Unfortunately, with many conventional gate operators, the only way to insure that the gate will stop at particular limit positions, and will not stop short of a fully opened or fully closed position, nor coast beyond these fully opened and fully closed positions to impact physical stops for the gate with undesired impact and noise, or to run off of a guide way, for example, is to use a definite (or immediate) and strong (as opposed to gradual and gentle) application of the braking device at particular limit positions. A shock in the drive mechanism for the gate inevitably results. Again and understandably, the heavier the gate moved by a gate operator and the greater its speed of movement (i.e., the greater the gate's momentum), the stronger the braking force required, and the greater the adverse effects of using the gate operator to brake movement of the gate. Further, the inclusion of a braking device in a gate operator undesirably increases the initial costs for the gate operator.
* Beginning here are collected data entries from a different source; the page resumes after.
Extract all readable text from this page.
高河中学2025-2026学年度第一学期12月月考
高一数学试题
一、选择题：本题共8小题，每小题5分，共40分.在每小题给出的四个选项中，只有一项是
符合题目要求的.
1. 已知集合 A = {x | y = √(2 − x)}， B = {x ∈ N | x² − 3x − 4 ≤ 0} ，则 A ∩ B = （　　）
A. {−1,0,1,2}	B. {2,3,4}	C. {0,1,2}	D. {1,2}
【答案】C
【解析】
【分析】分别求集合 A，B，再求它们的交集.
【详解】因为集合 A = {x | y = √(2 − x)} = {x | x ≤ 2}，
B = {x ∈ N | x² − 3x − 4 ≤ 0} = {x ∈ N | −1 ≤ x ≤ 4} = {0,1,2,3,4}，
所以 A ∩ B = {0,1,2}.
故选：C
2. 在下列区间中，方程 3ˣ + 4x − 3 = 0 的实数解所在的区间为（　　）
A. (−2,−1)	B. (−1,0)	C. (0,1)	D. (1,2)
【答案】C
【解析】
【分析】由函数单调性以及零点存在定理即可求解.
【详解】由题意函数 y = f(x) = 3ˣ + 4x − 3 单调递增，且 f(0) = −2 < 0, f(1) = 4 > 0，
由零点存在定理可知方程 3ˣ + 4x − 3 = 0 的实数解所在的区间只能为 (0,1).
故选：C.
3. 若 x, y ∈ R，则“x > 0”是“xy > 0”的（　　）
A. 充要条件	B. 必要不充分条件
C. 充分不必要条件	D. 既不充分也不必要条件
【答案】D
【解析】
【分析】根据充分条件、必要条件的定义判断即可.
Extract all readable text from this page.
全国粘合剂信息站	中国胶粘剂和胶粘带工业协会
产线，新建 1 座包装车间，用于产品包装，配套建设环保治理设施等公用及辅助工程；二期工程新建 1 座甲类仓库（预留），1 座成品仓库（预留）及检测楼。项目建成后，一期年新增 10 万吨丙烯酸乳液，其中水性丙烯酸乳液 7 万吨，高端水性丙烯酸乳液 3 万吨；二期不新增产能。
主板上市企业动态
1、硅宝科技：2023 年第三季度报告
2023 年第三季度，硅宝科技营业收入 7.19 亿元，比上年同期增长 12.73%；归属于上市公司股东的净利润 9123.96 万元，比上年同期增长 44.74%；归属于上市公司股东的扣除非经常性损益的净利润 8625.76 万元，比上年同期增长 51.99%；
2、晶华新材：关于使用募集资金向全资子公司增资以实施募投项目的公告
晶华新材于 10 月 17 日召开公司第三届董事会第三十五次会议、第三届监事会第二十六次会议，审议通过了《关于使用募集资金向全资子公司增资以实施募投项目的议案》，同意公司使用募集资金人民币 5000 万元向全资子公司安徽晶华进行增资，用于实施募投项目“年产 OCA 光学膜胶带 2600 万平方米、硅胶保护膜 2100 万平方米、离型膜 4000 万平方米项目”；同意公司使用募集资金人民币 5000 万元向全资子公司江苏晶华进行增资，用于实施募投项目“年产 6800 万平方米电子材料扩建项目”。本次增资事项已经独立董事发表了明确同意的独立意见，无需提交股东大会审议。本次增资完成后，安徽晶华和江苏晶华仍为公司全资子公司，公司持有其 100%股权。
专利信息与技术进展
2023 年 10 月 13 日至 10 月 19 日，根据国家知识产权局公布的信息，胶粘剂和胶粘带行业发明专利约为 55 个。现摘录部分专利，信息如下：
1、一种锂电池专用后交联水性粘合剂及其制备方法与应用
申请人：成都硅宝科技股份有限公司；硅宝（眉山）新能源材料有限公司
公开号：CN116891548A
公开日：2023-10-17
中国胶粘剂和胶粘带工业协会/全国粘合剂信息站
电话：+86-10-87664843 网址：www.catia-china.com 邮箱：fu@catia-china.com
Another consideration with the so-called "barrier" gate operators is the lack of repeatability in the rest (i.e., gate closed) position for the gate arm with conventional operators. Such barrier gates are very common in parking garages, where they are used to control ingress and egress of motor vehicles from the garage. With these gate operators, the gate arm is carried by the gate operator itself, and is usually a length of wood or composite material weighing only a few pounds. However, in such a use the gate operator may experience a million operating cycles or more for each year of its service life, and may be expected to provide reliable service over several years of life. Thus, wear and tear of such a barrier gate operator is an important consideration.
Also, a barrier gate operator may cycle ever few seconds during intervals of heavy vehicle traffic, or may set for hours without cycling opened and closed during a weekend or evening, for example. Regardless of whether the recent service experience for the barrier gate operator has been one of frequent operations every few seconds, or one of a time interval of several hours since the last gate opening and closing cycle, the owners of such gate operators want the operation of the gate to be repeatable. That is, reliability of operation is very important, as is the appearance of operating crisply and with "military-like" precision. Moreover, owners of conventional barrier gate operators of this kind frequently object to the fact that the gate arm is stopped in a "droopy" position (i.e., below horizontal) on some occasions, and stops in a "half up" or slightly above horizontal position on other occasions.
Conventional gate operators are seen in U.S. Pat. Nos. 4,234,833; 4,429,264; 4,916,860;; 5,136,809; and 5,230,179. Of these conventional teachings, the '833 patent purports to include in an opening count of incremental movements of a gate that movement caused by coasting after the drive motor is shut off. Thus, this incremental coasting movement can be included also in the closing movement of the gate in order to insure that from its fully opened position the gate reaches its fully closed position. However, historical coasting of the gate after drive motor shut off is apparently not used in the art to predict gate coast during a current operation in order to stop the gate at a limit position.